私たちは、参加企業の名簿を新たに電子化し、同時期の株式上場企業データと突き合わせて分析を行いました。結果は三つにまとめられます。第一に、参加者の属性は歴史資料の記述と一致しており、多くが民間企業の経営幹部や中間管理職でした。視察団は製造業が最大の割合を占め、テーマ別(経営や生産性関連が多い)または業種別に編成され、初期は主に米国を訪れていました。

第二に、プログラム参加企業は、開始時から従業員数や売上高の面で有意に規模が大きく、規模の大きい企業が優先的に参加していた可能性が示されました。

第三に、傾向スコア・マッチングによる比較では、参加企業は10年後・20年後に従業員数や売上高が増加しており、長期的に事業規模を拡大していたことが分かりました。ただし、労働生産性への効果は小さく統計的に有意ではなく、この売上成長は生産性向上ではなく規模拡大によるものである可能性が高いことが示唆されました(表1)。

これらの結果は、株式上場企業に限られた分析であり、中小企業を含めたより広範なデータによる検証が今後必要です。しかし、本研究は、大規模な管理者研修や国際的な知識移転が企業の長期的な規模拡大に寄与し得ることを示唆しています。政策的には、こうしたプログラムをより幅広い企業層に開放することで、産業全体の成長や競争力向上につながる可能性があります。

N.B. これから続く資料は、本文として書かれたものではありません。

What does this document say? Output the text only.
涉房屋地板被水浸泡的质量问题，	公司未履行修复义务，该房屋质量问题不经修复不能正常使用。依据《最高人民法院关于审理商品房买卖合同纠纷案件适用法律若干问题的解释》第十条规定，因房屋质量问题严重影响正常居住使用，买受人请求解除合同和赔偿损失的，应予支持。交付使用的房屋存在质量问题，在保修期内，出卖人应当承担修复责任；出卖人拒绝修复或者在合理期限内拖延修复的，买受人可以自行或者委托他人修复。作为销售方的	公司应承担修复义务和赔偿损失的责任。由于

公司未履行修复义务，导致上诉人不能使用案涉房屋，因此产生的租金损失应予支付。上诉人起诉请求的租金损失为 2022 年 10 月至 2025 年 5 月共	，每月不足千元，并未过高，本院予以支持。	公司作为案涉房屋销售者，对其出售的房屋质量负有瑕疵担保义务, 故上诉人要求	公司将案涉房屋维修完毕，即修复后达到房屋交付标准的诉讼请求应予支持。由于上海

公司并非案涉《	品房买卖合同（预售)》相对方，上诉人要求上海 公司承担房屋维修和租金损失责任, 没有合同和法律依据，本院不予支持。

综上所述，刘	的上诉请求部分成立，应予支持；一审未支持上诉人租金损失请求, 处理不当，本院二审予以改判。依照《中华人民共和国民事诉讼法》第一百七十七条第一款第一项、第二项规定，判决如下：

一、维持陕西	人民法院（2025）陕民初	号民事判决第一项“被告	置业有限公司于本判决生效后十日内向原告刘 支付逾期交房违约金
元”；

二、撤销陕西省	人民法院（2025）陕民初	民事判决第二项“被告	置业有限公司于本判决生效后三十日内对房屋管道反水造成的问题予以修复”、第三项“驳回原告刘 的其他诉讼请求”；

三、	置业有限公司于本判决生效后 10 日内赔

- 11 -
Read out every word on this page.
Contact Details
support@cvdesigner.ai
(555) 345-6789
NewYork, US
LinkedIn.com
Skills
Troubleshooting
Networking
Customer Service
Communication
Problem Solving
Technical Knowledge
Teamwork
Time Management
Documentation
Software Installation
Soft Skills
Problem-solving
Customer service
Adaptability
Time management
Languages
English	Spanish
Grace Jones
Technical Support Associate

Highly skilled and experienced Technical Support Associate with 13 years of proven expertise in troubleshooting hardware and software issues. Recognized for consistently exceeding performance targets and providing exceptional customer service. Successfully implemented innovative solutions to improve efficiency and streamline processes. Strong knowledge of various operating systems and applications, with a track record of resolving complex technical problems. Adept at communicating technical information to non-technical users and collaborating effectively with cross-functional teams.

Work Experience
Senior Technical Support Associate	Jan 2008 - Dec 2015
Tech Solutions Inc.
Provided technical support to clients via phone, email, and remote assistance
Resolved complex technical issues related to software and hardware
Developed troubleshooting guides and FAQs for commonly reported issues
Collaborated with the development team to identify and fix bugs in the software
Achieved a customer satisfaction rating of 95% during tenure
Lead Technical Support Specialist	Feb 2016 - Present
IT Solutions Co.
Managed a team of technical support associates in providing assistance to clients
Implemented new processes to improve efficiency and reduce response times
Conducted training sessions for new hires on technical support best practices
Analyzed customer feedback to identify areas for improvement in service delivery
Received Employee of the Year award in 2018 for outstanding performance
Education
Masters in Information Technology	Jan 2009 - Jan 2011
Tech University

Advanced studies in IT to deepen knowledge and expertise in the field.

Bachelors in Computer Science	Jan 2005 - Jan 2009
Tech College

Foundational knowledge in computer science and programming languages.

表1:傾向スコア・マッチングによる参加企業と非参加企業の10年・20年後の比較
表1:傾向スコア・マッチングによる参加企業と非参加企業の10年・20年後の比較
注:この表は、株式上場企業を対象に、生産性運動への参加が企業パフォーマンスに与える推定効果を示している。分析では、参加企業を上場企業に限定し、それらと初期時点(1957年)の特性が類似する上場企業をコントロールグループとしてマッチしている。列(1)および列(2)は、参加企業とマッチングされた非参加企業のサンプルを用いた傾向スコアマッチング(PSM)の結果である。傾向スコアは、1957年時点の雇用者数の対数、総売上高の対数、および製造業ダミー変数を用いて推定している。マッチングは、各参加企業に対して最も近い非参加企業を1対1で割り当て、再利用を行わない方法で実施した。各パネルに示したアウトカムについて、列(1)は1966年、列(2)は1976年の値を成果変数として用いた時の推定値を示す。労働生産性は売上高を従業員数で割った値の対数として定義する。すべての推定において、1957年時点の雇用者数(対数)、総売上高(対数)、および製造業ダミーを統制変数として含めている。括弧内にはロバスト標準誤差を示す。